Because of all of these mutations, proteins in a USC tumor cell look different, with the potential to act as what researchers call neo-antigens, which are foreign substances that the body has not previously encountered and identified. No longer blocked by a cancer-manipulated immune checkpoint, the T cells recognize the neo-antigens as foreign bodies and kill the tumor. Taking advantage of this dynamic, doctors can now inject neo-antigens into a patient who does not have the hypermutations to disrupt these immune checkpoints and let the body’s immune system do its job.
“Yale is the leader in this new therapy,” Sweasy said. “It’s what we’re known for.”
Dr. Santin discovered that patients with the POL E mutation do not appear to benefit from chemotherapy because the tumors are resistant to it. Instead, they would be better treated with immune therapy.
In 2014, Dr. Bothwell received a pilot project grant from Women’s Health Research at Yale to understand the mechanism of this protective effect, possibly leading to new therapeutic strategies.
“We are working to identify more precise biological targets to render tumors more detectable by the immune system,” Bothwell said. “We are only at the very beginning of being able to understand the consequences of what the mutations mean.”

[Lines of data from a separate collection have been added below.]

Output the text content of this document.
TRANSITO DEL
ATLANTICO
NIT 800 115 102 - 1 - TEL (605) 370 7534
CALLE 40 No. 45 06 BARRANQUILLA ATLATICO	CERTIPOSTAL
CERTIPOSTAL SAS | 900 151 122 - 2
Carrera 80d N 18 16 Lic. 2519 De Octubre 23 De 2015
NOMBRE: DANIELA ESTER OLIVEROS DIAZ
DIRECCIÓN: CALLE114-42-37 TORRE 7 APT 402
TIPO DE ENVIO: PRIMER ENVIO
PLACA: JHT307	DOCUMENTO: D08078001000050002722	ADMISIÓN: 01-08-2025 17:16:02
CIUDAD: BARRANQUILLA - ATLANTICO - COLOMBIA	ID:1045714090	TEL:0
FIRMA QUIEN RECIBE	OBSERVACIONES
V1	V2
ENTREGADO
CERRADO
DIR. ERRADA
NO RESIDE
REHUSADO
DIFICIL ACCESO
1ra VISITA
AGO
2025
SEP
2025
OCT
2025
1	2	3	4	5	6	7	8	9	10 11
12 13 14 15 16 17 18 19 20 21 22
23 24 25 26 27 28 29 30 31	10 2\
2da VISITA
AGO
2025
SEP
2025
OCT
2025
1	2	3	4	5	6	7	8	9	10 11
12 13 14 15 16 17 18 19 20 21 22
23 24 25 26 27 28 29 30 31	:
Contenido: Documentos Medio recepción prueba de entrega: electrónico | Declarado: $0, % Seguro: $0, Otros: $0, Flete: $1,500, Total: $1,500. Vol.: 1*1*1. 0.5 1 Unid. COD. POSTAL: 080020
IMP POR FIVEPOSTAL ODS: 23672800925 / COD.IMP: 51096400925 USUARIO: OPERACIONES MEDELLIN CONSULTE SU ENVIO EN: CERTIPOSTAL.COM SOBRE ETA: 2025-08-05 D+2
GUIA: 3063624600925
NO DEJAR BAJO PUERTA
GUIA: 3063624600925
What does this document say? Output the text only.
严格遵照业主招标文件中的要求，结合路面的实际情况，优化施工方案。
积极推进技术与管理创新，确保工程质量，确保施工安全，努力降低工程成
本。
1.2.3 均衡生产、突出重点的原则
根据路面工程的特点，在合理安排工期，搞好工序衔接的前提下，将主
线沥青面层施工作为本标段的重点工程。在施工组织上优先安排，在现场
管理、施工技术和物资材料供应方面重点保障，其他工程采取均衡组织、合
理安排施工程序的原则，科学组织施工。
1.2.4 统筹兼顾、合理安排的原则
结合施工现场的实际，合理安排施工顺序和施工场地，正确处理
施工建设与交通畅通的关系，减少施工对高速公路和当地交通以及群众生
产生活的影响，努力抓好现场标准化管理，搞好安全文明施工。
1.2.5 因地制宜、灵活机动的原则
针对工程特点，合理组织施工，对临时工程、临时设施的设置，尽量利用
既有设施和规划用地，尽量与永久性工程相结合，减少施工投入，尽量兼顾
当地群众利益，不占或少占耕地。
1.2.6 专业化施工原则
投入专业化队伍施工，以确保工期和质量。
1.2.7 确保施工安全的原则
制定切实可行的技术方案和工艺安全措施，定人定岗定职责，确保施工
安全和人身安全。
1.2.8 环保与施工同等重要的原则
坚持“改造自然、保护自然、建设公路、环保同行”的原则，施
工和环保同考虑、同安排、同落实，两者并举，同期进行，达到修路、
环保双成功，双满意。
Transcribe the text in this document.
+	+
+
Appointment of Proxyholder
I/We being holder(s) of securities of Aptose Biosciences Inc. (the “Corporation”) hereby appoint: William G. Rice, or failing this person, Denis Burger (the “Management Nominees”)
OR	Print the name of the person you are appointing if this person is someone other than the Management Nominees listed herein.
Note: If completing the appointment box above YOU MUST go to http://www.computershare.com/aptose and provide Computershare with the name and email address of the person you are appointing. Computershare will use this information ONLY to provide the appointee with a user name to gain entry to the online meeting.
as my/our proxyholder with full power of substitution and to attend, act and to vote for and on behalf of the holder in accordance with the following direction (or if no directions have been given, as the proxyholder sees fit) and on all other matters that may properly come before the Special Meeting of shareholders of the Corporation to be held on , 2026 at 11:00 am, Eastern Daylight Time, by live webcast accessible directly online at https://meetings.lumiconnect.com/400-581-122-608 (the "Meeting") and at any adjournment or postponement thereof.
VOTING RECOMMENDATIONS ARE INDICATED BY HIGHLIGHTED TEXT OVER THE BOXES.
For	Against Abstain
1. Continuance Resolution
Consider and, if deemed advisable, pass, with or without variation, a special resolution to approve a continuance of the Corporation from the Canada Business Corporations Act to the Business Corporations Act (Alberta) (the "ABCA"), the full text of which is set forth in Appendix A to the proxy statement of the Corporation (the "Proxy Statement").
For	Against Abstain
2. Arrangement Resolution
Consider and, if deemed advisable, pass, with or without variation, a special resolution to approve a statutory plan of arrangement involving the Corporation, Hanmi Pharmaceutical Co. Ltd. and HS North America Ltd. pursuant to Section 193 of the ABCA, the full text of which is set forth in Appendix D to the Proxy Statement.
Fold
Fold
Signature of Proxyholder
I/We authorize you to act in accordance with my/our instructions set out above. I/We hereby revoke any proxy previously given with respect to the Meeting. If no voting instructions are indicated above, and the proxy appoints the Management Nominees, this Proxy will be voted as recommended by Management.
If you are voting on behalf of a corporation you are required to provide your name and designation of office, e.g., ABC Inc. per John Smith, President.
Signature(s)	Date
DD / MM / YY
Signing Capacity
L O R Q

As Bothwell’s team continues to make progress on his study’s goals, he envisions a future in which cancer patients receive personalized treatment based on their distinct tumor and the specific sensitivities of their own immune systems.
“My goal is to be able to put a tumor from a cancer patient as well as the human immune system from the same patient in a mouse,” he said. “Then test what particular therapies work for that particular patient.”